Portal Agrolink: com a Peste Suína Africana na China os produtores brasileiros podem aumentar as vendas externas? Já tem alguma política trabalhando nesse sentido? Isso não pode encarecer o preço no mercado interno?
Francisco Turra:
a elevação das exportações de carne suína já é uma realidade.  Projeções do Rabobank indicam perdas de até 18 milhões de toneladas de carne suína, em um universo de 54 milhões de toneladas produzidas pelo país.  No mundo todo, são produzidas 113 milhões de toneladas de carne suína. O trade internacional total equivale a menos de 9 milhões de toneladas. Além disso, a Peste Suína Africana está também em outros 15 países na Ásia e em outros continentes. Este quadro indica um cenário altamente favorável ao comércio de carne suína, como também para carne de aves – imediato substituto diante da falta de produtos. Neste contexto, o volume exportado de carne suína para o mercado chinês aumentou 61% em abril, de 9,8 mil toneladas em 2019 para 15,9 mil toneladas no quarto mês deste ano. 

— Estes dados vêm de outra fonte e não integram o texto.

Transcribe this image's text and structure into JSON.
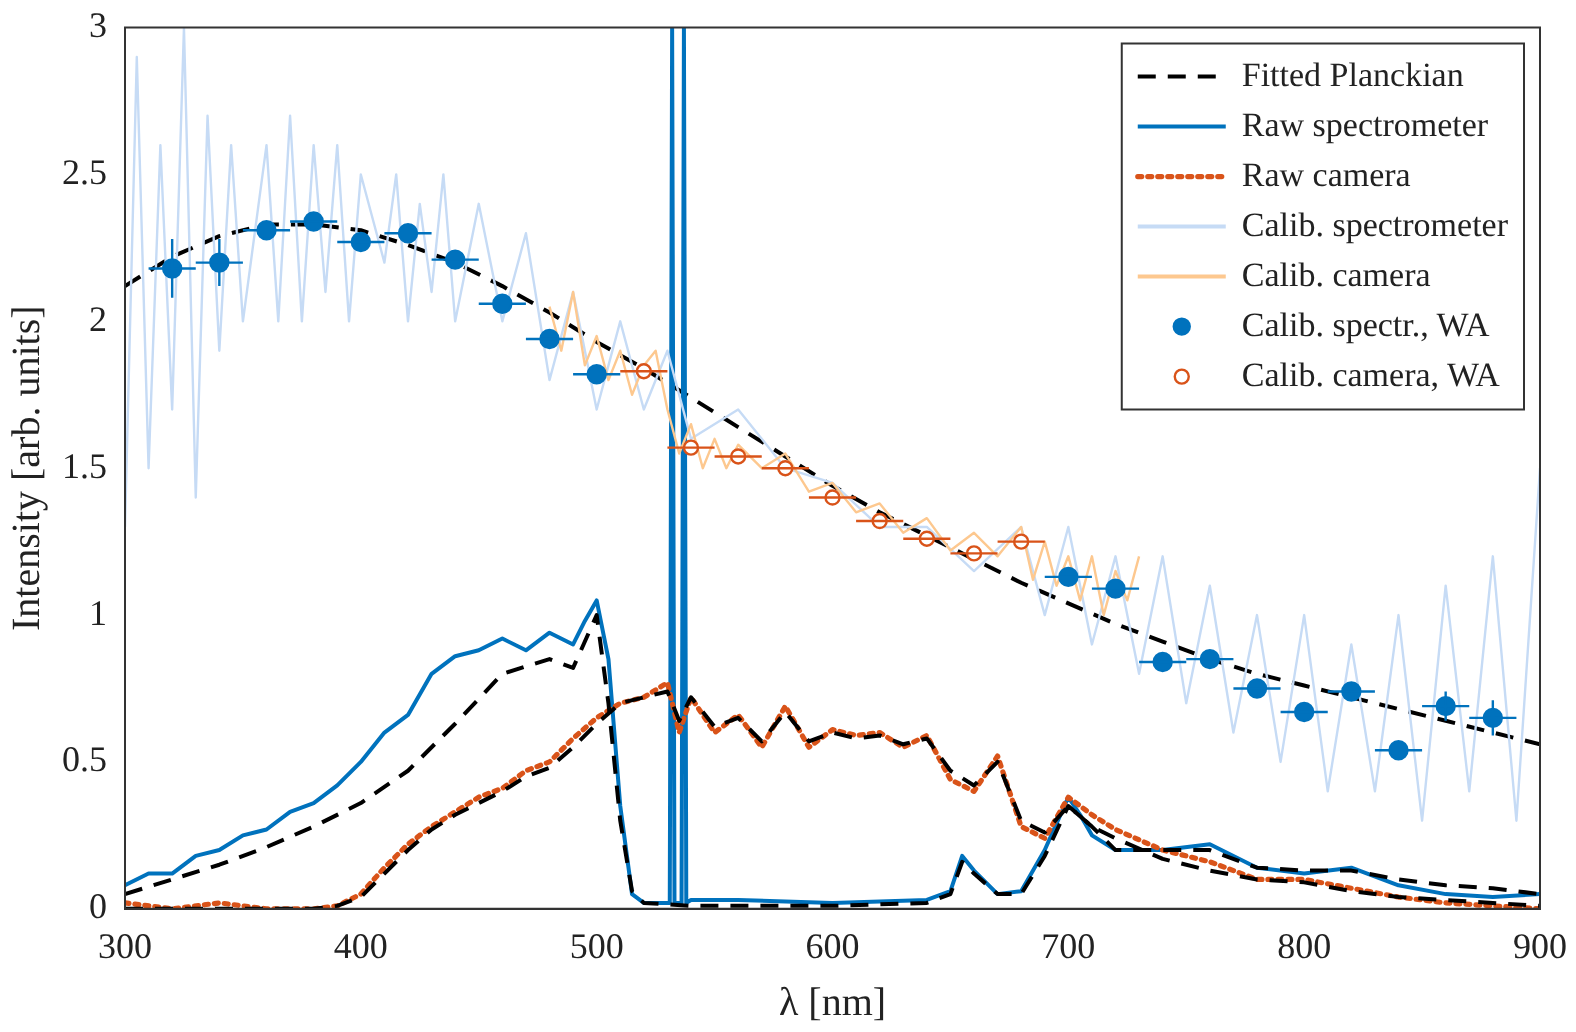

Frente a esta janela de oportunidade aberta para o setor produtivo brasileiro, tanto a ABPA quanto o Ministério da Agricultura estão empenhados em ampliar a capacidade de exportações do Brasil para o mercado chinês.  No início de maio, a Ministra Tereza Cristina liderou uma das mais efetivas missões já realizadas para o mercado da Ásia.  Bons frutos deverão surgir da ação, há grande expectativa. 
 
Fatalmente, a competição com o mercado internacional deverá elevar o preço interno do produto.  Será uma importante recuperação, após um período de preços relativamente baixos.

Portal Agrolink: em relação à sanidade temos granjas com questões rigorosas tanto em suínos quanto aves. Da mesma forma laboratórios do MAPA fazem o controle diário que apontou fraudes como a carne fraca, leite e queijo compensado. Como a associação observa esta questão? Brasil está bem neste quesito? 
Francisco Turra:
as ocorrências na Operação Carne Fraca foram pontuais, não generalizadas, e não se referem a estes critérios específicos.  Nossa estrutura de defesa sanitária é sólida, uma das melhores do mundo.  O reconhecimento de novos estados como livres de aftosa sem vacinação será um grande avanço para as exportações do setor, já que países como Japão e Coreia do Sul apenas importam produtos de Santa Catarina, que possui este status.

Portal Agrolink: os casos de Peste Suína Clássica, mesmo isolados lá no Nordeste, preocupam o setor de alguma forma?
Francisco Turra:
importante salientar que a ocorrência se deu em "área não-livre" e a área livre de peste suína clássica declarada  junto à OIE e controlada pelo Brasil, continua intacta e preservada na sua sanidade. O MAPA e as agências de defesa dos estados afetados estão empenhados para controlar o quadro sanitário.  Obviamente, qualquer situação sanitária gera preocupações, mas estamos confiantes na competência da execução das medidas implementadas pelos órgãos de defesa.
 
Portal Agrolink: a gente fala muito em agricultura 4.0 é mais recentemente em avicultura 4.0. Como ficam os pequenos produtores nesse esquema? 
 Francisco Turra:
o pequeno produtor é a base do sistema avícola brasileiro, especialmente na Região Sul, onde está mais de 70% das exportações nacionais.  Embora considerado pequeno, o avicultor de menor porte investe e acompanha as novas tecnologias para ganhar em produtividade, enxergando a rentabilidade e a otimização de custos.
 
Portal Agrolink: mesmo não sendo da alçada da ABPA mas muitos produtores de caprinos e ovinos estão apostando no potencial da carne ainda pouco explorado. Como isso pode ser trabalhado e gerar renda e alternativas para os produtores de aves e suínos?
Francisco Turra:
é fato que há um grande potencial para a ovinocultura e caprinocultura do Brasil.  Embora tenha melhorado nos últimos anos, a capilaridade de consumo ainda é restrita aos grandes centros. E o abastecimento interno ainda é forte dependente das importações, especialmente do Uruguai.  São produtos com excelente capacidade de agregação de valor.  Uma das vias para alterar positivamente este quadro seria a realização de ações junto aos consumidores, para ampliar o interesse sobre esta proteínas.  Existem iniciativas modelos no Brasil que servem de referência.  O consumidor precisa adquirir o hábito, e isto se dará essencialmente pela promoção do produto.